Dry stacking is a traditional form of building still popular today in many different cultures and locations. The stability of dry stack stone walls comes from interlocking stones and compressional force rather than a mortar, so the strength, shape and size of the building stones is a key to the durability of the final product.

The Costs 

Average cost per square foot of purchased materials for a dry stack wall:

  • Minimum = $5
  • Maximum = $60

Because building a dry stack stone wall is labor-intensive, the bulk of any contractor's bill for this task will be for the cost of labor. If a homeowner decides to tackle the work of a dry stacsk stone wall him or herself, the bottom line will be significantly cheaper, but maneuvering large stones will take a physical toll and may require additional help or equipment. The final costs of a dry stack stone wall will depend on the geographic location of the home and the stones readily available. If suitable stone exists on the property, material costs will be virtually zero, but if a homeowner is interested in a particular type of stone for aesthetics, the cost of the project can quickly skyrocket.

Installation Costs

If one chooses to complete a dry stack stone wall as a DIY project, the costs of the project will come exclusively from tools and materials. Although dry stack stone walls do not require mortar or a highly-specialized skill set, a homeowner does need a few basic supplies including a heavy hammer, a pick and a shovel, a 3-foot level, selected stone and backfill materials. Stone screens, landscape fabric, string, wooden stakes, a wheelbarrow, a tape measure and gloves will also come in handy, but the most costly materials will be the stone and the backfill materials.

Although stone is available in a wide range of types, colors, sizes and shapes, one should carefully consider local stone for the best price. Most landscape supply yards will carry a range of wall stones and flagstones that are locally mined and quarried. If a homeowner chooses a type of stone quarried from farther away, the materials will need to be specially ordered, adding time and money to the project. Manufactured stone veneer is also an option and typically costs less than natural stone.

In addition to the building stones, one must acquire backfill materials. When planning for a dry stack stone wall, homeowners should estimate one-third gravel and two-thirds soil of backfill to ensure proper drainage.

When planning for the cost of building a dry stack stone wall, a homeowner should plan for 10 to 15 percent extra stone; then, he or she has extra from which to choose the best-looking and best-fitting stones.

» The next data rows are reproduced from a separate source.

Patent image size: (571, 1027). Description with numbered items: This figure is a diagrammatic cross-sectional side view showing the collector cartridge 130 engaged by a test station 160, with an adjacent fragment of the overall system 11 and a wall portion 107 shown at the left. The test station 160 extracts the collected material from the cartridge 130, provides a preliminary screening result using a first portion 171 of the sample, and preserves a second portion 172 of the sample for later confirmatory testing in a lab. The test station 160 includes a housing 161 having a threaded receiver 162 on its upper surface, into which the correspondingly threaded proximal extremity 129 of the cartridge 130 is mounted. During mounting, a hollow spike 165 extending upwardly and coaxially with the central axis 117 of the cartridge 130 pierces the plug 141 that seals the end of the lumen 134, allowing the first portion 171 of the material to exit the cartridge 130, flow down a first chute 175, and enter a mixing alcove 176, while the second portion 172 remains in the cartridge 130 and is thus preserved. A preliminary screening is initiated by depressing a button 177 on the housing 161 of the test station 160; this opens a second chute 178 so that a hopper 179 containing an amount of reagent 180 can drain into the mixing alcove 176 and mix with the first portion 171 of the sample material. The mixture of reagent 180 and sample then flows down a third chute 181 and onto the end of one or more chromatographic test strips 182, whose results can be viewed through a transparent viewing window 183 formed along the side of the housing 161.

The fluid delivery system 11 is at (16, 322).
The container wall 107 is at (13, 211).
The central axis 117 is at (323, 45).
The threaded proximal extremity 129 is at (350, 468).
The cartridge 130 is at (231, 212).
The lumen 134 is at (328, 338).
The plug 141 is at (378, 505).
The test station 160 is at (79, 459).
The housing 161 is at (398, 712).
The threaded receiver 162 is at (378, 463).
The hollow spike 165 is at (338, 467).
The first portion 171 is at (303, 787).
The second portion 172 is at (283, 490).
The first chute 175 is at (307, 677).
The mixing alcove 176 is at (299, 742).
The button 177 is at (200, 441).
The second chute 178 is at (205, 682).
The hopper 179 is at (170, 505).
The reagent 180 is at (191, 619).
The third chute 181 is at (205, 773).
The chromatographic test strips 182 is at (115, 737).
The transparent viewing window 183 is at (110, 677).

In order to choose the best stone for a dry stack stone wall, a homeowner needs to be familiar with the range of landscaping stone types available.

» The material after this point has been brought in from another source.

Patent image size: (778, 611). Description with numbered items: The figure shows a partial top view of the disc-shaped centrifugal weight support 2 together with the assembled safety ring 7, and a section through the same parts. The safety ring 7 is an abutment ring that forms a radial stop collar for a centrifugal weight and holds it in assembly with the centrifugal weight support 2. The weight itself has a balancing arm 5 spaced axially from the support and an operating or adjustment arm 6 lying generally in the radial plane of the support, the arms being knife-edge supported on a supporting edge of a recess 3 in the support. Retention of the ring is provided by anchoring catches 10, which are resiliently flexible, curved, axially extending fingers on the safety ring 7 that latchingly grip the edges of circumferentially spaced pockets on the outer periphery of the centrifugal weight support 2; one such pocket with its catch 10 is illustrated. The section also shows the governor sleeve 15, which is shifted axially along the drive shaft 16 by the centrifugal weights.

These three stone choices can be used for dry stack stone walls but are better suited for patios and walks:

  • Flagstone is quarried stone fractured into flat slabs at least 1 1/2 inches thick. It is often used for paving and works well set in sand or mortar. It is available in many varieties, most commonly bluestone, granite, limestone, redstone, sandstone and slate. Because of its irregular shapes, it is most frequently used in geometric patios, walks or stepping stones and set with mortar.
  • Cut stone is flagstone with straight-cut edges and square corners, making it a better choice for dry stack stone walls. Pieces range from about 1 foot to 4 feet wide, and the thickness varies.
  • Cobblestone is small, relatively consistent-sized stones cut primarily for use in walks or paths. They can be square or round, flat or slightly domed. The diminutive size of cobblestone makes installation easy but very time-consuming.

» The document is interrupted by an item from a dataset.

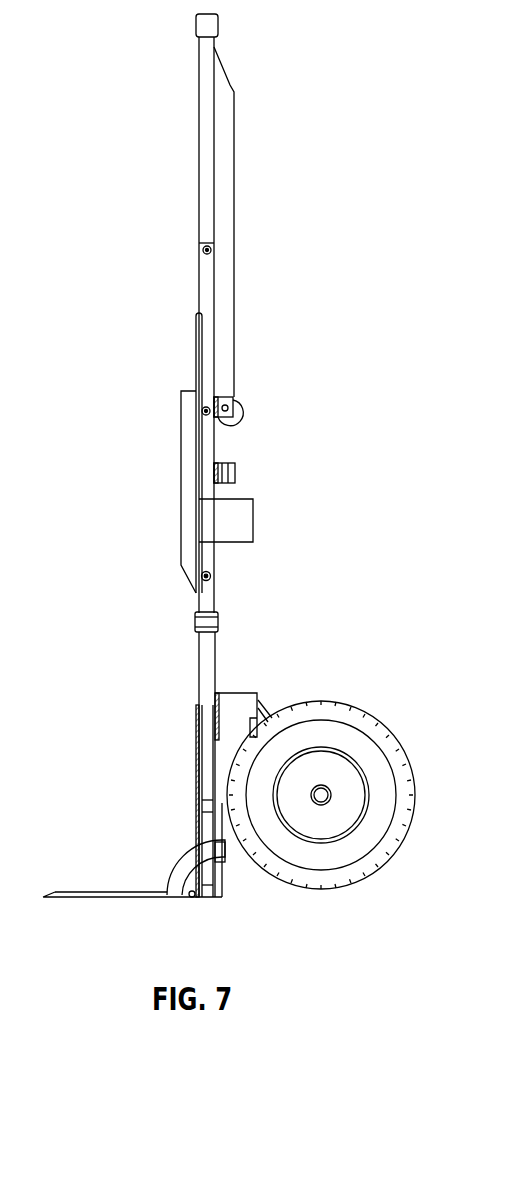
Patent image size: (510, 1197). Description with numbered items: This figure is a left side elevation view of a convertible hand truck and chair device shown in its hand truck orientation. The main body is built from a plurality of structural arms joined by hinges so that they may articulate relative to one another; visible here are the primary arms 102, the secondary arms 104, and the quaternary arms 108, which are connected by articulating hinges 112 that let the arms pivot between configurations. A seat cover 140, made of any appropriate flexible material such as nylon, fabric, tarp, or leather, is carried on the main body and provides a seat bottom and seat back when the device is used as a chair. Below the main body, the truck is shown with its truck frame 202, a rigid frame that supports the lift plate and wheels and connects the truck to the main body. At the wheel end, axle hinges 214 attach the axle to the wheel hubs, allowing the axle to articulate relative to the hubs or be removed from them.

The following four stone choices are best suited for dry stack stone wall construction:

  • Ashlar is a stone cut into fairly regular shapes with relatively flat sides. Because it comes in different thicknesses, ashlar has an interesting and distinctive look when stones are placed in alternate courses on a dry-stacked wall.
  • Fieldstone, literally stone that is gathered from fields, comes in various sizes and is almost always round. To make the dry stack wall construction easier and the final product sturdier, homeowners should look for quarries or landscape suppliers that offer split fieldstone with at least one cleft edge.
  • Rubble is quarried small stones of irregular sizes. One side is often cleft.
  • Stone veneer can be either natural stone or a stone-like material cast from concrete or synthetic material. Typically, stone veneer is cut or molded into thin sections and applied as a cosmetic facing material on walls, but it can also be used in smaller dry stack walls.

When a homeowner is deciding on the best stone for a dry stacked wall, one should keep in mind stone that is flat on the top and bottom or stones that have a more block-like shape will be easier to build with, thus taking less time and energy. Larger stones can also be easier to use and give a more uniform final product than smaller stones, and the largest stones should always be used in the base to give the wall greater stability. 

Another material that will give the wall stability is the backfill. As a general rule, the bottom third of the backfill should be gravel with a large piece of landscape fabric running underneath and then wrapped over the top to prevent the top layer of soil from seeping into the gravel and preventing proper drainage.

Advantages and Disadvantages of Dry Stack Stone Walls

Dry stack stone walls are stable, durable and long-lasting if properly assembled. If they are built from local stone, they are inexpensive, and they have a nature beauty that lends itself to landscaping, making them both aesthetically pleasing and functional.

Unfortunately, installing a dry stack stone wall, including trenching and hauling large stone, can be very labor intensive. This material is best for walls between 2 and 4 feet high because any dry stack wall built higher than 4 feet is sure to topple. Because of their structure, dry stack stone walls are also difficult to move and can be hard to repair or replace.